It Came From Beyond The Beltway
Despite the inability of a deeply-split Congress to pass any kind of immigration bill before heading off for their Easter recess, the surprisingly large and widespread turnouts of marchers around the country – largely Hispanic – are keeping this issue very much alive.
That’s making a lot of politicians nervous, and for good reason. Unlike most issues dealt with in Washington, this one isn’t being carefully stage-managed solely by the usual inside-the-Beltway operatives: lobbyists, PR companies, and money men. In fact, looked at through the lens of money in politics, the immigration issue is almost invisible.
A search of the Center for Responsive Politics’ OpenSecrets website shows eight PACs with “immigration” in their names:
• Americans Against Illegal Immigration • Americans for Legal Immigration
• United States Immigration PAC
Congressman Tom Tancredo’s (R-CA) Team America PAC is actually the biggest player in the field. They’ve already raised more than half a million dollars in the current election cycle – nearly as much as all the others combined. Still, this is pretty small potatoes by Washington standards – less than $1.4 million in contributions since the 2000 election cycle. Dentists, for instance, raised nearly $20 million over the same period.
The biggest hitters with an interest in immigration are business groups – meat packers, restaurants, farm groups and the like – that employ large numbers of immigrants and would like to see them legal. Likewise, the issue is hot among some labor unions, especially the Service Employees International Union. But all those groups also have dozens of other items on their agenda besides immigration.
All of which makes this issue a fascinating case study for Washington watchers. For once we can’t predict the outcome of a congressional battle simply by checking the campaign and lobby expenditures of both sides. This one’s a true wild card with the two things that DC politicos dread the most: a highly visible, contentious issue that requires them to take a stand one way or the other.
When I took off last spring on a 50-day road trip across US Route 50 to find out what voters were thinking in the wake of the 2004 elections, not a single one of the 55 questions on my questionnaire was about immigration. Yet it came up spontaneously almost everywhere I went – usually when I got to the question about what are the biggest problems facing the country today.

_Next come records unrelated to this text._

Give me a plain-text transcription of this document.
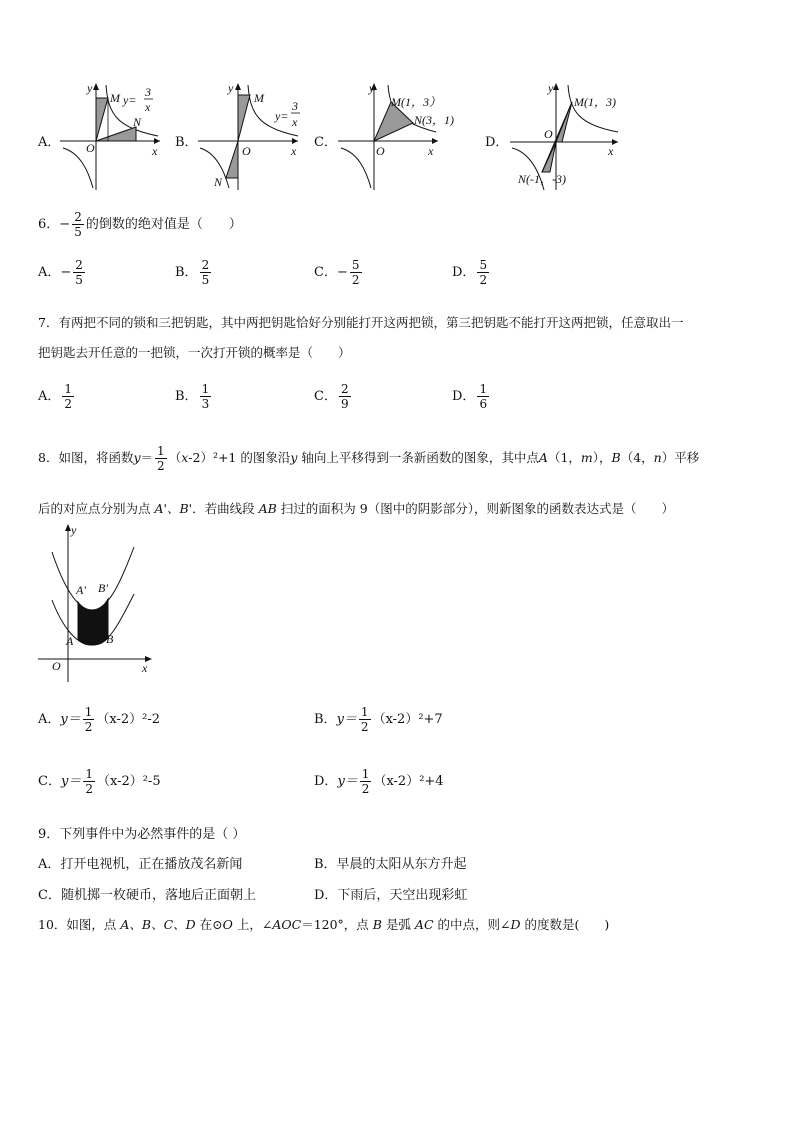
A．
y
O	x
M
N
y=
3
x
B．
y
O	x
M
N
y=
3
x
C．
y
O	x
M(1，3）
N(3，1)
D．
y
O
x
M(1，3)
N(-1，-3)
6．− $\frac{2}{5}$ 的倒数的绝对值是（　　）
A．− $\frac{2}{5}$	B． $\frac{2}{5}$	C．− $\frac{5}{2}$	D． $\frac{5}{2}$
7．有两把不同的锁和三把钥匙，其中两把钥匙恰好分别能打开这两把锁，第三把钥匙不能打开这两把锁，任意取出一
把钥匙去开任意的一把锁，一次打开锁的概率是（　　）
A． $\frac{1}{2}$	B． $\frac{1}{3}$	C． $\frac{2}{9}$	D． $\frac{1}{6}$
8．如图，将函数$y= \frac{1}{2} (x-2)^2+1$ 的图象沿y 轴向上平移得到一条新函数的图象，其中点A（1，m），B（4，n）平移
后的对应点分别为点 A'、B'．若曲线段 AB 扫过的面积为 9（图中的阴影部分），则新图象的函数表达式是（　　）
y
x
O
A	B
A' B'
A．$y= \frac{1}{2} (x-2)^2-2$	B．$y= \frac{1}{2} (x-2)^2+7$
C．$y= \frac{1}{2} (x-2)^2-5$	D．$y= \frac{1}{2} (x-2)^2+4$
9．下列事件中为必然事件的是（ ）
A．打开电视机，正在播放茂名新闻	B．早晨的太阳从东方升起
C．随机掷一枚硬币，落地后正面朝上	D．下雨后，天空出现彩虹
10．如图，点 A、B、C、D 在⊙O 上，∠AOC＝120°，点 B 是弧 AC 的中点，则∠D 的度数是(　　)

That was especially true in small towns that had meat packing plants nearby. In places like Garden City, Kansas – where one of this week’s marches took place – the flood of immigrants is seen by most of the old-time residents as nothing less than an invasion.
Before Spanish-speaking immigrants started showing up to take the tough and sometimes dangerous low-paying jobs that locals used to do, everybody here spoke English. Most people were more or less in the same boat, or at least felt themselves to be. Now there’s a new language on the streets, new foods in the supermarkets, even new radio stations on the air. The newcomers are speaking Spanish in patches of the country where even English, spoken in the wrong accent, used to be suspect. Add to that the fact that these newcomers put enormous burdens on local school districts, hospitals and social services, and you have the makings of a cultural powder keg.
Helen Trahern, who I met at the Farm Bureau office in Cimarron, Kansas, summed up the views that were typical of her neighbors:
I have no problem with them doing the work. My problem is, if they’re not legal I don’t want to pay for their schooling, their taxes, their medical bills, their everything…. I want them to have to abide by everything we have to abide by. I don’t want to be paying for them and not taking care of our own.
While Helen was a dyed-in-the-wool Republican, I heard almost exactly the same words from Democrats as well who lived in the small towns along Route 50 where the immigrants have arrived en masse.
Washington is full of hot potato issues that members of Congress would rather shunt aside than face full-on. On this one, however, the political insiders are not in control, and the issue shows no signs whatever of leaving center stage.